What the departure of CMO Antonio Lucio means for Facebook

Lucio, previously of HP, Visa and PepsiCo, joined just six months after the trust-shattering Cambridge Analytica scandal which had many of the users Facebook ‘connected’ wondering how lax it was with their data.

Electoral interference, misinformation concerns and malfunctioning metrics were some of the other issues colouring Facebook's reputation which Lucio had to navigate during his time in post. "Rebuilding trust is going to take time. Rebuilding trust is going to take concrete, strong actions," he told The Drum in 2019, admitting "this is not going to be an overnight turnaround in any way".

Outlining his playbook for the role, Lucio said: “The reason why I joined is because I was able to perceive between Mark [Zuckerberg] and Sheryl [Sandberg] and the senior members of the company the need for change and they talked about addressing our fundamental issues around electoral interference, misinformation, privacy and data and data management."

Illustrating that there is work still still to do in those regards, Lucio leaves in the wake of July's advertiser boycott which saw more than 1,000 brands temporarily abandon the platform over its hate speech and misinformation policies. Yet despite this high-profile revolt, Facebook's own marketing, particularly to small businesses, continues to be broadly effective in winning business. Its latest financials showed an 11% growth in revenue in the second quarter, in spite of the boycott, with SMEs continuing to account for the bulk of ad spend on the platform.

The Drum reflects on Lucio's output.

Lucio’s legacy

  • Lucio’s remit was to tell “the story of Facebook’s brands, products and services more transparently”. One of his most significant moves was to restructure an agency roster that reads like a who's who of the industry's biggest names – Wieden + Kennedy, Publicis’ Leo Burnett, WPP's Ogilvy, Omnicom's BBDO, and Accenture's Droga5.

  • He rolled out corporate rebrands and a new logo at the end of 2019. This new branding was plastered across sister apps like WhatsApp, Oculus, Instagram, Messenger and hardware Portal ahead of the anti-competition narrative calling for their break-up.

  • Recent marketing drives include ‘Never Lost’ and ‘Born In Quarantine’ but most famously in February 2020, it pushed its Groups feature in its first Super Bowl ad.

What’s next?

  • Lucio's work is not done and Facebook has a CMO-shaped hole to fill at this vital crossroads in its history. It must continue with the marketer's mission of “transparency” to show that it is addressing the hate and misinformation being super-fueled by its algorithms, especially as a divisive US election looms. To this end, it recently upped its community enforcement reports and showed how it performed during the pandemic.

  • On leaving and his next steps, Lucio said it is “a time for reckoning for the nation and my industry," adding: “It has been a very challenging year for all and an especially reflective year for me, following the passing of my mother before the lockdown.”

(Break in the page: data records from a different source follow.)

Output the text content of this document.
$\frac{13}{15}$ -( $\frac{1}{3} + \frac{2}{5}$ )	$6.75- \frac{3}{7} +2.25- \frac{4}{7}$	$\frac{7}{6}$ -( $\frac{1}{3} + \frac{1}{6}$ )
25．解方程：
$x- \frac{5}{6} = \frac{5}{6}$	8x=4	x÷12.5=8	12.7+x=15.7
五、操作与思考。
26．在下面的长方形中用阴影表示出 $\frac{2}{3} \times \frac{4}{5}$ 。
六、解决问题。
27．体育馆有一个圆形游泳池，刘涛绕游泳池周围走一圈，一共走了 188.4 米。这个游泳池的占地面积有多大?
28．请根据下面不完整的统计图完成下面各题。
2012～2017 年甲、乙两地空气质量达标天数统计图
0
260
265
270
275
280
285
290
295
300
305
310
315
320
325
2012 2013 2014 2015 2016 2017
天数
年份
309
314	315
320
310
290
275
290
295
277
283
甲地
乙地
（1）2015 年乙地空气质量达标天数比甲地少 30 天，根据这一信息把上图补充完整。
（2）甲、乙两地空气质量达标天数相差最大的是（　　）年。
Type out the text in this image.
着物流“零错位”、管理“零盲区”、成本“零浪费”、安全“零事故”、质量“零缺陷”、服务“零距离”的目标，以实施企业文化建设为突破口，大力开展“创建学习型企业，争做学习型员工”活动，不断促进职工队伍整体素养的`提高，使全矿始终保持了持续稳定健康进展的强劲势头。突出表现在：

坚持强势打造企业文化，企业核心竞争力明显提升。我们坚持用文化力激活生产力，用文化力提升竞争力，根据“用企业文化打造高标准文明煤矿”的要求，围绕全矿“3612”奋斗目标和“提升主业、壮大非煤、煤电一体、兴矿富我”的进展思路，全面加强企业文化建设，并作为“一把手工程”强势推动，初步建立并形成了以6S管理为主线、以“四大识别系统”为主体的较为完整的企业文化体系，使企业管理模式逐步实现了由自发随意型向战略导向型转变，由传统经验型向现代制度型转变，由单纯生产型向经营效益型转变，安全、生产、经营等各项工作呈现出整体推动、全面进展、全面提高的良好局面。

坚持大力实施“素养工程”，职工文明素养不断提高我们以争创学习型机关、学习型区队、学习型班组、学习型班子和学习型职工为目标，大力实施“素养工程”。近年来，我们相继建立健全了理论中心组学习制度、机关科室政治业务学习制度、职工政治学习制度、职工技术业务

  • He said he was “grateful to Mark [Zuckerberg] for his curiosity, support and commitment, and for always listening attentively even when we disagreed. I believe in Facebook’s mission, and Covid-19 demonstrated the platforms at their best. As the company evolves, striking the right balance between preserving freedom of speech and eliminating hateful speech on the platforms is a generation-defining question that must continue to be addressed. I know the company and its leadership agree on the centrality of this important task.”

  • Lucio's new and probably “final chapter” is in helping ad land address its diversity, equity, and inclusion issues.